Diante de tais considerações, além do fato do RPG aplicado ao campo da educação ser
um objeto de estudo relativamente novo e das dificuldades encontradas nas apropriações de
Vigotski, identificamos a necessidade de uma análise crítica e um aprofundamento dessa
tríplice relação RPG/Educação/Vigotski. É o que pretendemos fazer ao longo deste trabalho..

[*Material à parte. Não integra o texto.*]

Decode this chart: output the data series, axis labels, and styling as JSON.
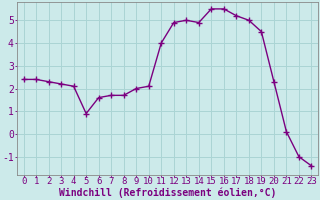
{
  "x": [
    0,
    1,
    2,
    3,
    4,
    5,
    6,
    7,
    8,
    9,
    10,
    11,
    12,
    13,
    14,
    15,
    16,
    17,
    18,
    19,
    20,
    21,
    22,
    23
  ],
  "y": [
    2.4,
    2.4,
    2.3,
    2.2,
    2.1,
    0.9,
    1.6,
    1.7,
    1.7,
    2.0,
    2.1,
    4.0,
    4.9,
    5.0,
    4.9,
    5.5,
    5.5,
    5.2,
    5.0,
    4.5,
    2.3,
    0.1,
    -1.0,
    -1.4
  ],
  "line_color": "#7b0080",
  "marker": "+",
  "marker_size": 4,
  "background_color": "#cceaea",
  "grid_color": "#aad4d4",
  "xlabel": "Windchill (Refroidissement éolien,°C)",
  "xlabel_fontsize": 7,
  "tick_fontsize": 6.5,
  "ylim": [
    -1.8,
    5.8
  ],
  "xlim": [
    -0.5,
    23.5
  ],
  "yticks": [
    -1,
    0,
    1,
    2,
    3,
    4,
    5
  ],
  "xticks": [
    0,
    1,
    2,
    3,
    4,
    5,
    6,
    7,
    8,
    9,
    10,
    11,
    12,
    13,
    14,
    15,
    16,
    17,
    18,
    19,
    20,
    21,
    22,
    23
  ]
}
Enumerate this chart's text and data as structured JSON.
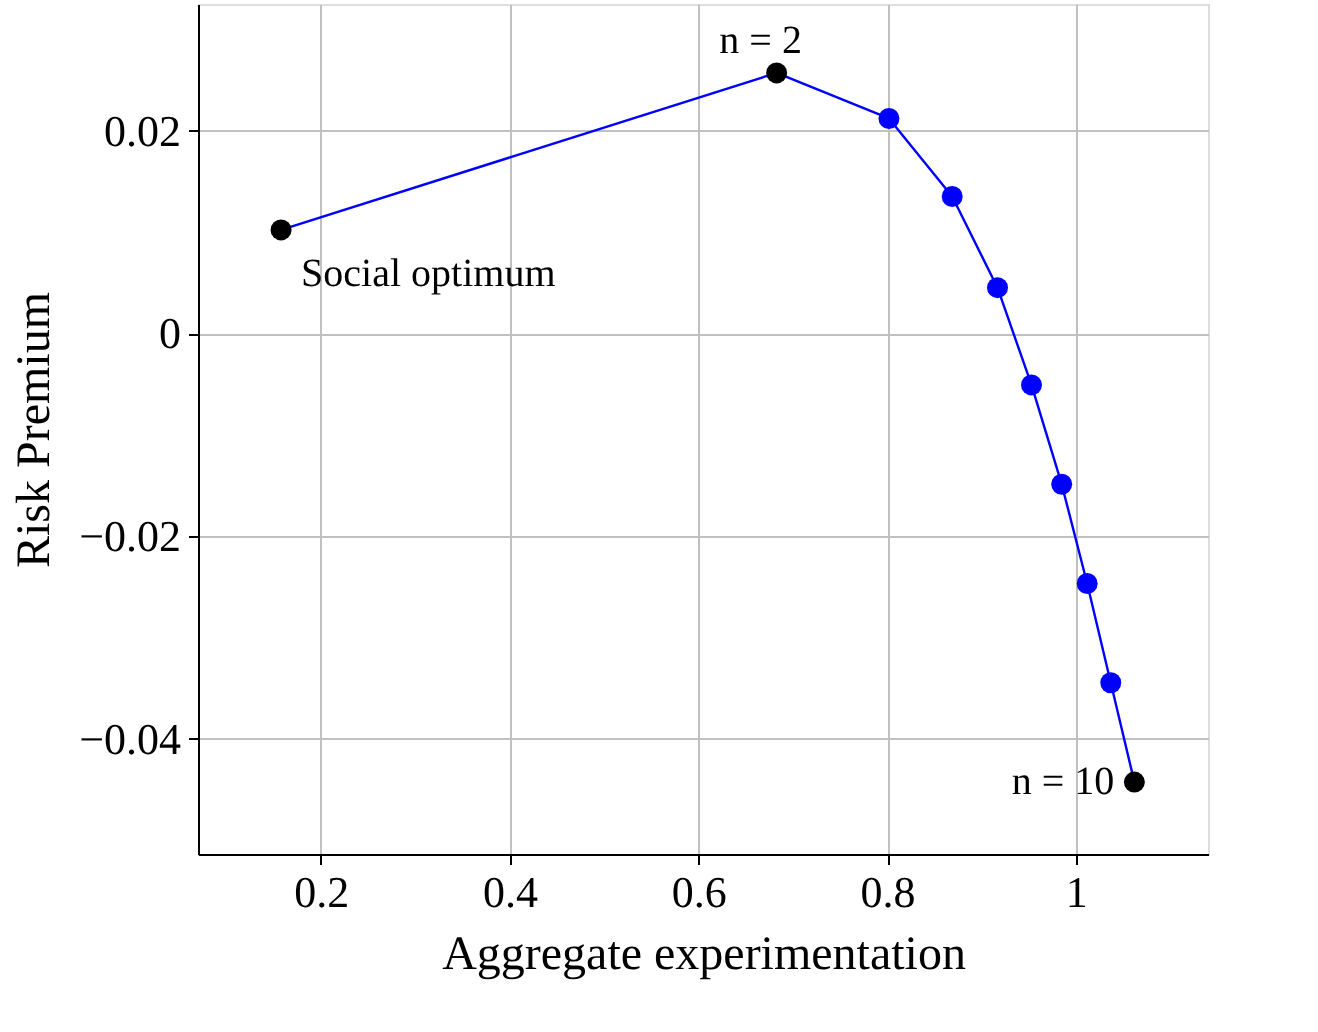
{
  "chart_data": {
    "type": "line",
    "xlabel": "Aggregate experimentation",
    "ylabel": "Risk Premium",
    "x": [
      0.158,
      0.683,
      0.802,
      0.869,
      0.917,
      0.953,
      0.985,
      1.012,
      1.037,
      1.062
    ],
    "series": [
      {
        "color": "#0000ff",
        "values": [
          0.0102,
          0.0257,
          0.0212,
          0.0135,
          0.0045,
          -0.0051,
          -0.0149,
          -0.0247,
          -0.0345,
          -0.0443
        ],
        "colors": [
          "#000000",
          "#000000",
          "#0000ff",
          "#0000ff",
          "#0000ff",
          "#0000ff",
          "#0000ff",
          "#0000ff",
          "#0000ff",
          "#000000"
        ]
      }
    ],
    "xlim": [
      0.07,
      1.14
    ],
    "ylim": [
      -0.0514,
      0.0325
    ],
    "xticks": [
      0.2,
      0.4,
      0.6,
      0.8,
      {
        "value": 1,
        "label": "1"
      }
    ],
    "yticks": [
      {
        "value": -0.04,
        "label": "−0.04"
      },
      {
        "value": -0.02,
        "label": "−0.02"
      },
      0,
      {
        "value": 0.02,
        "label": "0.02"
      }
    ],
    "annotations": [
      {
        "text": "n = 2",
        "x": 0.683,
        "y": 0.0257
      },
      {
        "text": "Social optimum",
        "x": 0.158,
        "y": 0.0102
      },
      {
        "text": "n = 10",
        "x": 1.062,
        "y": -0.0443
      }
    ],
    "grid": true,
    "marker": "circle",
    "line_style": "solid"
  }
}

Os usos das teorias de Vigotski por pesquisadores de RPG no Brasil
Para a análise a seguir selecionaram-se dissertações e teses sobre RPG com Vigotski
em seu referencial teórico a partir de três fontes: o banco de teses da CAPES3, o portal de
busca Google Acadêmico4 e as indicações na lista de discussão RPG em Debate5, no período
de janeiro a dezembro de 2007. Estes textos foram fichados, e da análise destes fichamentos
surgiram algumas unidades de análise: principais obras referenciadas; principais conceitos
abordados e operacionalização dos conceitos.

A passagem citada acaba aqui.